In the presence of an excess amount of sugar in the body, the body becomes susceptible to several kinds of disease. It becomes weak in fighting off toxic substances, like bacteria and viruses, as the immune system becomes compromised. Recent studies have shown that an increase in sugar consumption suppresses, or weakens, the immune system.

Frequent intake of foods rich in sugar generally reduces the body’s ability to fight off diseases. White blood cells, also known as 'killer cells', who normally help protect the body from viruses and bacteria, are weakened by excess sugar in the blood. A study was carried out and it was discovered that monocytes, a certain kind of leucocyte (white blood cells), became inflamed when cultured in fructose. It is also known that dendritic cells (antigen-presenting cells), also called accessory cells and very important in the immune system, became inflamed when exposed to excess fructose. When these cells are compromised, the body's ability to ward off disease reduces.
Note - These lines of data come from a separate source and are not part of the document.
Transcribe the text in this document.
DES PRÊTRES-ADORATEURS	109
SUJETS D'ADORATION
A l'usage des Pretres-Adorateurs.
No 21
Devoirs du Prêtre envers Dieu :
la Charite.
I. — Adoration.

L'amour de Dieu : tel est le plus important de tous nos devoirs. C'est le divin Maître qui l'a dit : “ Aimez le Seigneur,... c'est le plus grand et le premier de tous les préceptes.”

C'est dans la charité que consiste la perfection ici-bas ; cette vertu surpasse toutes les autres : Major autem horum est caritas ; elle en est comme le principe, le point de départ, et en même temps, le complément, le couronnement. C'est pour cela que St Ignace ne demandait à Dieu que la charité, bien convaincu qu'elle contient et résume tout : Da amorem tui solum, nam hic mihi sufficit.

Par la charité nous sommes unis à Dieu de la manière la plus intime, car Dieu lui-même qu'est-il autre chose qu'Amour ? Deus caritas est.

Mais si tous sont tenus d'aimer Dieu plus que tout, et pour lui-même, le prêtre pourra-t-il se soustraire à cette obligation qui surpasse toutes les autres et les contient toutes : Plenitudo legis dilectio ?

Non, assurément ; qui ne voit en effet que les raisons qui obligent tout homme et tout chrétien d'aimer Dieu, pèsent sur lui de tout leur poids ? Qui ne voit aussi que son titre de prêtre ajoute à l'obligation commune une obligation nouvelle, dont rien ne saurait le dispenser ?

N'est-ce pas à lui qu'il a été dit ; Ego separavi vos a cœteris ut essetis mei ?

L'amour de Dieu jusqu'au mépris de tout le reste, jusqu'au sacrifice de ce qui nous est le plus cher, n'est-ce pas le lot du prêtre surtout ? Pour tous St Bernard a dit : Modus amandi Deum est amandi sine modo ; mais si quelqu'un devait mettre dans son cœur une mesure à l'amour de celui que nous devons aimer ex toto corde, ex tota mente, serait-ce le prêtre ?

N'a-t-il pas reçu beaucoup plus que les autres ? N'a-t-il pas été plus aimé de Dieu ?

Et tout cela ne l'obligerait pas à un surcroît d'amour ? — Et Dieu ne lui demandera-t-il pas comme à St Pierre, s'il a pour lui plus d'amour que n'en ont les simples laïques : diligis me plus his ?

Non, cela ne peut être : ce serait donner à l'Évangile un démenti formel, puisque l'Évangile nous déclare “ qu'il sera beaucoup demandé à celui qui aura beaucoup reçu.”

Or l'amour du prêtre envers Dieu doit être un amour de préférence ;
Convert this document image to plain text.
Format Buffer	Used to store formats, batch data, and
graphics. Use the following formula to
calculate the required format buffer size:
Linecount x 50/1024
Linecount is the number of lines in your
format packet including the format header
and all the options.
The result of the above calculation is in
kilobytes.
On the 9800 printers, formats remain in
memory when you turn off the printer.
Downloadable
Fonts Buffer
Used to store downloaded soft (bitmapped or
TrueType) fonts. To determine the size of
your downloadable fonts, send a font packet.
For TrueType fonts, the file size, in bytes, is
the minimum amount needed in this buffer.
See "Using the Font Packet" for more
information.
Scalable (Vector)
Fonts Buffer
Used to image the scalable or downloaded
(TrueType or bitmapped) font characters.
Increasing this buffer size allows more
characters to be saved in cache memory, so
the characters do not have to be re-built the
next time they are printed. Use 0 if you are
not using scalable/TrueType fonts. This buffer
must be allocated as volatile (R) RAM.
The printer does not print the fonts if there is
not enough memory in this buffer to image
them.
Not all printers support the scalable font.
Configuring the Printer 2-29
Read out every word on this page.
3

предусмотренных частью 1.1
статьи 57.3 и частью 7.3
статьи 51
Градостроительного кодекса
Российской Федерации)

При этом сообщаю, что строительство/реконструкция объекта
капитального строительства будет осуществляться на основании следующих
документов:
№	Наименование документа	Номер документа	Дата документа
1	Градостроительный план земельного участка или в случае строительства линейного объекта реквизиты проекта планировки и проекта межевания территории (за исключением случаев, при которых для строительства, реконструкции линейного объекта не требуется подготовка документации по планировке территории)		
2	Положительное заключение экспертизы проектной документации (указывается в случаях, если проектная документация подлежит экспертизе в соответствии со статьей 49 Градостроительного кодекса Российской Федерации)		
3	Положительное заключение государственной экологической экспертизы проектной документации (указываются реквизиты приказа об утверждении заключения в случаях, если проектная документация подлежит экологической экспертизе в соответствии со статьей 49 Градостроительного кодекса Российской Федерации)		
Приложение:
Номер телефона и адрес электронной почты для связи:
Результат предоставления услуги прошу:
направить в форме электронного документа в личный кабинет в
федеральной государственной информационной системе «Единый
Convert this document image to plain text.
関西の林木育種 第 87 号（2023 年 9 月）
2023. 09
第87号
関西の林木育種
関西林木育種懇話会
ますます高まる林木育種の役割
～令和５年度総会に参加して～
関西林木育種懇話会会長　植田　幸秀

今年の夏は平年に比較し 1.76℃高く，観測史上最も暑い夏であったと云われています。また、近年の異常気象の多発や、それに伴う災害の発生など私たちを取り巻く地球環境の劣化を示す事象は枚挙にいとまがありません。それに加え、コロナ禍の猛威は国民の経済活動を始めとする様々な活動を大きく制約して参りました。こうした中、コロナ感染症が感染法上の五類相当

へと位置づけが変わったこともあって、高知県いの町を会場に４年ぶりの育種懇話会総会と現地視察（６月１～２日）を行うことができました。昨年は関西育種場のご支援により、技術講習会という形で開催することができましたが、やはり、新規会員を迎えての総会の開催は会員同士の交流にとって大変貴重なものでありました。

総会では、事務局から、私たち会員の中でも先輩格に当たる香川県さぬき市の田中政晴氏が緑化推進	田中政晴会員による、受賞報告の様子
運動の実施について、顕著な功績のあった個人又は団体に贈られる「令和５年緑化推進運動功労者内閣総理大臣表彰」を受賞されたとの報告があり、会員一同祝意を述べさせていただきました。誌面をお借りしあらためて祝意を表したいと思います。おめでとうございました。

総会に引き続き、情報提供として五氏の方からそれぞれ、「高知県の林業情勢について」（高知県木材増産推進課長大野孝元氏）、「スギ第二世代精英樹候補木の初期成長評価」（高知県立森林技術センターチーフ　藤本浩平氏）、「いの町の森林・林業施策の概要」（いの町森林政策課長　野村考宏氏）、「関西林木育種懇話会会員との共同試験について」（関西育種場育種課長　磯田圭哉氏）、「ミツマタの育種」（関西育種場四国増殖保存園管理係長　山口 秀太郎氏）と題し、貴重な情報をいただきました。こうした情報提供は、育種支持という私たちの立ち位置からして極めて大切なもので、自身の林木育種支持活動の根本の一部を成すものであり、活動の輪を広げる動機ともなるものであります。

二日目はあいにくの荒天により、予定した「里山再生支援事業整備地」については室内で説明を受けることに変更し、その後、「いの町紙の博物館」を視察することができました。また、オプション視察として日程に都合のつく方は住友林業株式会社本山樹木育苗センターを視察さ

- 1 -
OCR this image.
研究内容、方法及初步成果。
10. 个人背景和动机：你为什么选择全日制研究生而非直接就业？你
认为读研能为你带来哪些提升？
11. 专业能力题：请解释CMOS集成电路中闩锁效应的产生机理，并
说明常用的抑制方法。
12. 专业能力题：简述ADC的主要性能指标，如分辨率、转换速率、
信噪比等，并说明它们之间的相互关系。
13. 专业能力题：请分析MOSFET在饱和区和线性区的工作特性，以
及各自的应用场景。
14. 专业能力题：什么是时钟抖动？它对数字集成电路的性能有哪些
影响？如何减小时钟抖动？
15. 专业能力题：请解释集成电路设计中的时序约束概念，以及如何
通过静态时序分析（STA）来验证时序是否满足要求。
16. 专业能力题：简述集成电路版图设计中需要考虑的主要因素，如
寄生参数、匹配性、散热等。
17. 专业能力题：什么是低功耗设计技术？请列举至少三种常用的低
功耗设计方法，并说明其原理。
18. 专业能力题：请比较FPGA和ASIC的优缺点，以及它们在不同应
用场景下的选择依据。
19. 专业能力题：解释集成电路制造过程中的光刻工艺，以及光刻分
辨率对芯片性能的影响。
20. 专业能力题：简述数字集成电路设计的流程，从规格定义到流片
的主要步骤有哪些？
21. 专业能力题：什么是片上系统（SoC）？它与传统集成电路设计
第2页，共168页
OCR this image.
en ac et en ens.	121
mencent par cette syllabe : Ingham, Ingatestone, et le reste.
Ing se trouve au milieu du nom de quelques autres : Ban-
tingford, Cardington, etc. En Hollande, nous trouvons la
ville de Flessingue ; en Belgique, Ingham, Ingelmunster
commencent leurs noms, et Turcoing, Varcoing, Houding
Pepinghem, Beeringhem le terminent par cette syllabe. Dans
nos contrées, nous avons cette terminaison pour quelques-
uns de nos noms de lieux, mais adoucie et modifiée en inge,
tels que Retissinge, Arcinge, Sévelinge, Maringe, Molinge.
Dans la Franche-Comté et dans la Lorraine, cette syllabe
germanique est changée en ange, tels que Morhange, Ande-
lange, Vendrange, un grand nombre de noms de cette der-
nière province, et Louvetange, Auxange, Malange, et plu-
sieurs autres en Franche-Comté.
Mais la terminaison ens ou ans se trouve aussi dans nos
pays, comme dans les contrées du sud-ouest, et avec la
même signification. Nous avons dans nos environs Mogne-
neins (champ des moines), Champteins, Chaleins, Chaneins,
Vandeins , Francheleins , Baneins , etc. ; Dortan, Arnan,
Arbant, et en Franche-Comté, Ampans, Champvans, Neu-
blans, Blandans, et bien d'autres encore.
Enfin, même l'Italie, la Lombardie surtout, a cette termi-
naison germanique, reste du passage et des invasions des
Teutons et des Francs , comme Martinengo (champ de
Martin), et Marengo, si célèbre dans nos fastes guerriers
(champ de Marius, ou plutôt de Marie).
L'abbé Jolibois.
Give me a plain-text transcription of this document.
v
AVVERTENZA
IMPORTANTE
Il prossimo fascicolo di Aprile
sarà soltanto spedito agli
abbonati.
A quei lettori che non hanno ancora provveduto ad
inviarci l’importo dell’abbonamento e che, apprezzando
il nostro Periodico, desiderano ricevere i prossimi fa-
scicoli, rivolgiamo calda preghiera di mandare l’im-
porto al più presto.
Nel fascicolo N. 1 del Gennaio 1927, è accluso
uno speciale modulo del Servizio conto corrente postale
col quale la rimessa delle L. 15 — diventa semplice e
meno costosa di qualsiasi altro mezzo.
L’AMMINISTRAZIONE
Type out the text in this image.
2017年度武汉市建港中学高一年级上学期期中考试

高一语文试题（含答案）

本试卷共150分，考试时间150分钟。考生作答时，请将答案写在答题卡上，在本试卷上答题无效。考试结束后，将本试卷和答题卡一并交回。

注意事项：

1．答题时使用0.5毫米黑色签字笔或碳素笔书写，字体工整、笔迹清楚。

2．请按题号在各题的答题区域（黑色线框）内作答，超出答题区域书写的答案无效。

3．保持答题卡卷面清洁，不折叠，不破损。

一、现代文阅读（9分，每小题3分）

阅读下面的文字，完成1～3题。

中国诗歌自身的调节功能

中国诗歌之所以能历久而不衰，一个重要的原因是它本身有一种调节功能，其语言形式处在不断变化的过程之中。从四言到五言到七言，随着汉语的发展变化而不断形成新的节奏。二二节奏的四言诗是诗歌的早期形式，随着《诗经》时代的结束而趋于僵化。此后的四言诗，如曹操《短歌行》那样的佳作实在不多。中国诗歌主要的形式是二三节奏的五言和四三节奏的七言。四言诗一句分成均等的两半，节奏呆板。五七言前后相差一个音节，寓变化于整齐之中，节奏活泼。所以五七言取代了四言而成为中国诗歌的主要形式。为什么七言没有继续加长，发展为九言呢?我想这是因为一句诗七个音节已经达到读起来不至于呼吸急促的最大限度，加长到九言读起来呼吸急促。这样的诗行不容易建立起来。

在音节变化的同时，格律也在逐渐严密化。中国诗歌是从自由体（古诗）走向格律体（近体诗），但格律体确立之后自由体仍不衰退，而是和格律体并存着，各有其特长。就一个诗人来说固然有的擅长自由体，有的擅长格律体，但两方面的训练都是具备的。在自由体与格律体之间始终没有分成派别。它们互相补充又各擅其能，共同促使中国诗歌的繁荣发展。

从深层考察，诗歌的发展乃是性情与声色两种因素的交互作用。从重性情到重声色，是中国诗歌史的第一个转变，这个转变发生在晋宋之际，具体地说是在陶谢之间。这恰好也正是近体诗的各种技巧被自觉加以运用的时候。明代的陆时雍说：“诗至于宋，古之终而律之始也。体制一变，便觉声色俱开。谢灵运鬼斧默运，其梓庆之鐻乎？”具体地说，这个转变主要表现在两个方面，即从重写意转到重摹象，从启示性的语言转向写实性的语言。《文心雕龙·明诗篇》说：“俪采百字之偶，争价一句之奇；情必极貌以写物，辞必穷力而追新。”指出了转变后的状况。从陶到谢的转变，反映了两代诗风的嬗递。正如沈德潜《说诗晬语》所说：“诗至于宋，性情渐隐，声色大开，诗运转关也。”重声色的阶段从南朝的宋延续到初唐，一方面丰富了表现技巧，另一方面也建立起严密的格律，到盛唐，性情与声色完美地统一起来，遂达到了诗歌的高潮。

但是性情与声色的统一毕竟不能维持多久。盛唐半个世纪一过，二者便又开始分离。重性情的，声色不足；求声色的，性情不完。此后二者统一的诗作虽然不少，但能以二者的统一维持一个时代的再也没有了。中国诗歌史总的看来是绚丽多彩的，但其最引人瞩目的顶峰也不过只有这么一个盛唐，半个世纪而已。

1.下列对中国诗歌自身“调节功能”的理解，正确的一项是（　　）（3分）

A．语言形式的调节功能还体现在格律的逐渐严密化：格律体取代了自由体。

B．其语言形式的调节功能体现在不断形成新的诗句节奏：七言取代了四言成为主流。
An excess consumption of sugar impedes the cognitive skills and self-control of an individual. Excess consumption of sweet foods produces addiction-like effects in the brain, often leading to the loss of self-control in regards to food, abnormal weight gain, and overeating. Foods rich in sugar help enhance regions of the brain responsible for reward responses and promote a heightened feeling of hunger, compared to those relatively low in sugar. Recent studies have shown that sugar can be more addictive than cocaine. A slight increase in the average sugar level of the body could have significant impacts on the brain.

An excess sugar intake causes inflammation in the brain, leading to difficulties in memory. Problems in learning, memory, motor speed, deterioration of mental capacity and other cognitive functions also occur. This is due to the damage to the tiny blood vessels present in the brain. This subsequently affects the brain's white matter (a part of the brain where nerves communicate with themselves), and can result in vascular dementia. This is why Alzheimer’s disease is often referred to as Type 3 Diabetes.

In conclusion, sugar in small amounts and from naturally occurring sources such as fruits, vegetables and whole grains can be part of a healthy diet and lifestyle. It’s when sugar is consumed in excess and particularly from processed and artificial sources that it can have life altering, detrimental effects as explained above.